The raw aspects, carefully orchestrated though most of them are, feel honest despite the subterfuge and the encyclopaedia of unspoken tensions and resentments and loves and disappointments. The character who seems the most superficial and vain transpires to be the most emotionally developed in a world where, as the song tells us ‘Every heart ends up as meat.’

However, the artifice of the production is paradoxically highlighted by the life given to the characters outside of the tiny back room of the King’s Head. The world of the Midnight Sun extends far beyond the scope of that humid performance space into the potentially infinite online.  In a concept they’ve ambitiously dubbed ‘transmedia’, Broken Cabaret have given their production a presence in the real (virtual) world. Their characters have personas, on Twitter, Tumblr, Facebook, the club has a fully functional website. To the producers this seems to be the most important facet of what sets Lazarus apart, and while that additional dimension was definitely entertaining, the production certainly stands without it. Which is fortunate as it seemed a number of the audience, certainly on the night I attended, were not aware of the wealth of supplementary online material.

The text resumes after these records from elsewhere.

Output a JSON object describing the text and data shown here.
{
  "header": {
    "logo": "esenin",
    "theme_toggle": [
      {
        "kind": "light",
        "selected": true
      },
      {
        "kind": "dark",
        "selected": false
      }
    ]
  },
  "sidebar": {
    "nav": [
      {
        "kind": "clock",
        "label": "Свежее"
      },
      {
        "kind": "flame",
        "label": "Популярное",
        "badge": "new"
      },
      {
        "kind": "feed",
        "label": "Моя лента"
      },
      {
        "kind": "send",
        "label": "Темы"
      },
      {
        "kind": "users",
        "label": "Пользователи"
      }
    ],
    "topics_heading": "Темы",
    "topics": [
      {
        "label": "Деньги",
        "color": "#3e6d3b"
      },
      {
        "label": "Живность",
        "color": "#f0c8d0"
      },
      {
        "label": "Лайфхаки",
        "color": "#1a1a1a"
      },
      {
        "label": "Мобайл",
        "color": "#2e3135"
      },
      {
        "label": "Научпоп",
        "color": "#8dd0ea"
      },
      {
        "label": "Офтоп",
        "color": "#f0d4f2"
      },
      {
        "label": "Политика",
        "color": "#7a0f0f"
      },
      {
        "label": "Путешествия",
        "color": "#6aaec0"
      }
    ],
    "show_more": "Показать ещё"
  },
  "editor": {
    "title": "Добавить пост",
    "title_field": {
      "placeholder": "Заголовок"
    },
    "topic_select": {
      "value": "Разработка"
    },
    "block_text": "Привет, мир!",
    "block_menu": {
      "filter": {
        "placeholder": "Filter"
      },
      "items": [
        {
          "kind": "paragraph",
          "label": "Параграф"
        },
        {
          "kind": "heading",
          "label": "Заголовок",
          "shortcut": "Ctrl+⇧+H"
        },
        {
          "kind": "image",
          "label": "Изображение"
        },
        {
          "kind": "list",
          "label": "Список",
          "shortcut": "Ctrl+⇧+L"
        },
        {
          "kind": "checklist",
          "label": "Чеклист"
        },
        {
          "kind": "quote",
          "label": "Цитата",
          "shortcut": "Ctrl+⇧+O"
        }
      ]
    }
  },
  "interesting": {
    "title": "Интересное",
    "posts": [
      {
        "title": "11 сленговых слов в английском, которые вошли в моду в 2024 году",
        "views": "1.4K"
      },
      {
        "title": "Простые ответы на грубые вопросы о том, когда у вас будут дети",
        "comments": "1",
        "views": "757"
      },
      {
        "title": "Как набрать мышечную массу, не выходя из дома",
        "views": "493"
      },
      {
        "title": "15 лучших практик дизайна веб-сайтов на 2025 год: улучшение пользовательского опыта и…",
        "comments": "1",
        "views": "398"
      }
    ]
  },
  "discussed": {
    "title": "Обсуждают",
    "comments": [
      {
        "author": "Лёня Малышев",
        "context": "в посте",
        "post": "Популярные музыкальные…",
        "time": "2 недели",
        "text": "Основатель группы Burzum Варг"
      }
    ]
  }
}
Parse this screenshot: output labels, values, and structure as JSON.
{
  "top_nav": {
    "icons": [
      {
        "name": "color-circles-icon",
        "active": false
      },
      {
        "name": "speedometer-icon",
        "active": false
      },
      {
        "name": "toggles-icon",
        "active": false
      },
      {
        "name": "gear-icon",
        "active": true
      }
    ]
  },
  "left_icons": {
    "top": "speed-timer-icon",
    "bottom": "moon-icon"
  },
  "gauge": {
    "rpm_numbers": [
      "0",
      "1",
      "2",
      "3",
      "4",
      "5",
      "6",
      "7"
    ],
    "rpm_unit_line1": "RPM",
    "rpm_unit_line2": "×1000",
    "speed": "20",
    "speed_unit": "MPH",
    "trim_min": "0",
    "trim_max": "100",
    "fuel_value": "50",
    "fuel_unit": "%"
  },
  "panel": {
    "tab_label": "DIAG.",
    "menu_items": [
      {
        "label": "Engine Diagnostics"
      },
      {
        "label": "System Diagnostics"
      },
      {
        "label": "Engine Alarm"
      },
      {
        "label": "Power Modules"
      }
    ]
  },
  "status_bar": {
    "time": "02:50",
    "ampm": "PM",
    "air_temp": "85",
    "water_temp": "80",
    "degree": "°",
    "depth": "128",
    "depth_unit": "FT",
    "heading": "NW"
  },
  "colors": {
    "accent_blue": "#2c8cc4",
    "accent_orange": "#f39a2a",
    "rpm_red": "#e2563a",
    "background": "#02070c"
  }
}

The climactic musical number, a multilayered, multi-instrumental tennis match, Duelling Banjos with lives at stake, is funny and fraught and musically accomplished and honestly everything I could want from cabaret.  From the first note of this song I was rapt.  It was supported by a brilliant lighting design that created depth in a few square feet of floor and made judicious use of strobe. The isolated but perfectly pitched instances of choreography complemented the themes of time and control – and the escalation of both drama and musicality – faultlessly. The sparing use of clearly choreographed movement is a mature and effective choice and when the cast are transfigured into ticking automata before spiralling into something far more primal, it is rightly rewarding.

My only real criticism is that the show ends so abruptly. That jagged edge needs either polishing or sharpening somehow. I don’t think Something Something Lazarus has quite arrived yet, but it is undoubtedly going somewhere and I’ll be back to see it happen.